Note that R_packages/4.1.1 contains 21659 packages, nearly all packages available on CRAN and BioConductor, as well as several custom packages installed from Github and other repositories. See module help R_packages/4.1.1
and R_packages for more information.
Note that R_packages/4.1.1 loads R/4.1.1 as a prerequisite, so to get started with R and and have many installed modules available, simply do
$ module load R_packages/4.1.1
$ R &
To use RStudio just add to loaded R_packages
:
$ module load
RStudio/2022.02.0-443
$ rstudio &
That will start an RStudio session with the latest R and R_packages.
All clusters also have a 'system' R and RStudio installed (version 3.6.0 and 1.1.423), so there is always R
and Rscript
available from the command line. We strongly recommend using R via the R_packages module though.
How to install personal packages
First load R_packages to make sure that the package is not already installed!
To install personal packages in your own home directory you just type
install.packages("package_name")
as usual. That will install all your packages under the path ~/R/[arch]/[version of R]/. Then you can load it by just doing "library(package_name)" or "require(package_name)" in the R environment.
You can also specify a specific folder for where to put your packages, with
install.packages("package_name", lib="~/some/path/under/your/home/directory/")
But to then be able to find the package inside the R invironment you need to either export the R_LIBS_USER environment variable, or specify the flag "lib.loc" when calling require()/library(), e.g.
library(package_name, lib.loc='~/some/path/under/your/home/directory')
Notice that if you are planning on running R on different clusters then it is probably wisest to manually specify the installation directory, and to have separate directories for each cluster. This is because some of the clusters have different architectures (e.g. milou and tintin), and this will render some packages unusable if you compile them on one system but try to run them on the other.
How to use RStudio
There is a system installed version, available via the "rstudio" command (you will get RStudio/1.1.423).
However, we recommend you to use a RStudio module.

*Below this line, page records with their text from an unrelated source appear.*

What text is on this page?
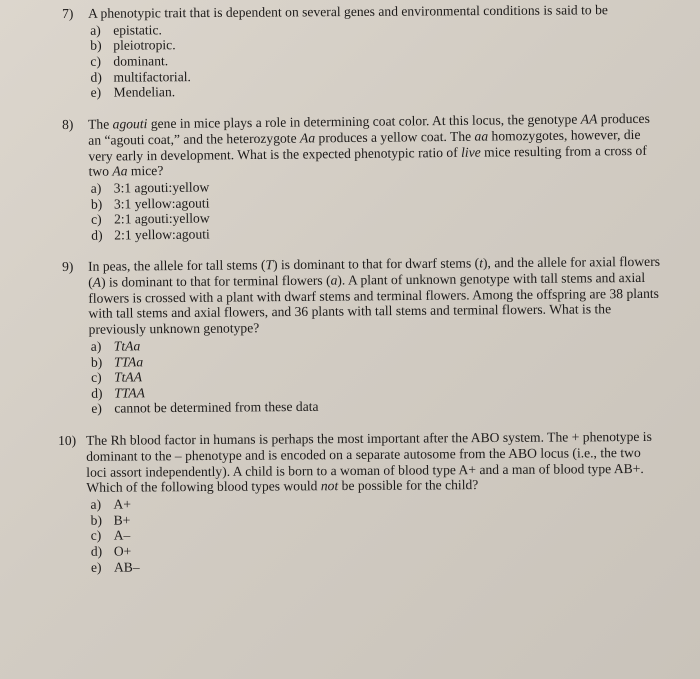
7)	A phenotypic trait that is dependent on several genes and environmental conditions is said to be
a) epistatic.
b) pleiotropic.
c) dominant.
d) multifactorial.
e) Mendelian.
8)	The agouti gene in mice plays a role in determining coat color. At this locus, the genotype AA produces an “agouti coat,” and the heterozygote Aa produces a yellow coat. The aa homozygotes, however, die very early in development. What is the expected phenotypic ratio of live mice resulting from a cross of two Aa mice?
a) 3:1 agouti:yellow
b) 3:1 yellow:agouti
c) 2:1 agouti:yellow
d) 2:1 yellow:agouti
9)	In peas, the allele for tall stems (T) is dominant to that for dwarf stems (t), and the allele for axial flowers (A) is dominant to that for terminal flowers (a). A plant of unknown genotype with tall stems and axial flowers is crossed with a plant with dwarf stems and terminal flowers. Among the offspring are 38 plants with tall stems and axial flowers, and 36 plants with tall stems and terminal flowers. What is the previously unknown genotype?
a) TtAa
b) TTAa
c) TtAA
d) TTAA
e) cannot be determined from these data
10) The Rh blood factor in humans is perhaps the most important after the ABO system. The + phenotype is dominant to the – phenotype and is encoded on a separate autosome from the ABO locus (i.e., the two loci assort independently). A child is born to a woman of blood type A+ and a man of blood type AB+. Which of the following blood types would not be possible for the child?
a) A+
b) B+
c) A–
d) O+
e) AB–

- start a command line window
- load R_packages/4.1.1, use 'module help R_packages/4.1.1' to see what is available in this certain version
- module load RStudio/1.4.1106
- run 'rstudio &' from the command line, and wait
- it might take 5-10 minutes for RStudio to start, but once it starts, there should be no further delays
- do *not* start RStudio through the graphical menu system, this will not have access to loaded modules
If you're going to run heavier computations within RStudio then you have to remember that you need to do it inside an interactive session on one of the computation nodes, and not on a login node. But if you mostly want to use it as a pretty code editor then you can run it on the login node as well.
RStudio on Bianca
When logging onto Bianca, you are placed on a login node, which has 1 CPU and a few GB of RAM. This is sufficient for doing some lightweight calculations, but interactive sessions and batch jobs provide access to much more resources and should be requested via the SLURM system.
Such is the case for using RStudio on Bianca. We recommend using at least two cores for this, and to get those resources, you must start an interactive job, for example,
$ interactive -A <project> -n 2 -t hh:mm:sec
Once the interactive job has begun, load an RStudio module and an R_packages module and run "rstudio" from there.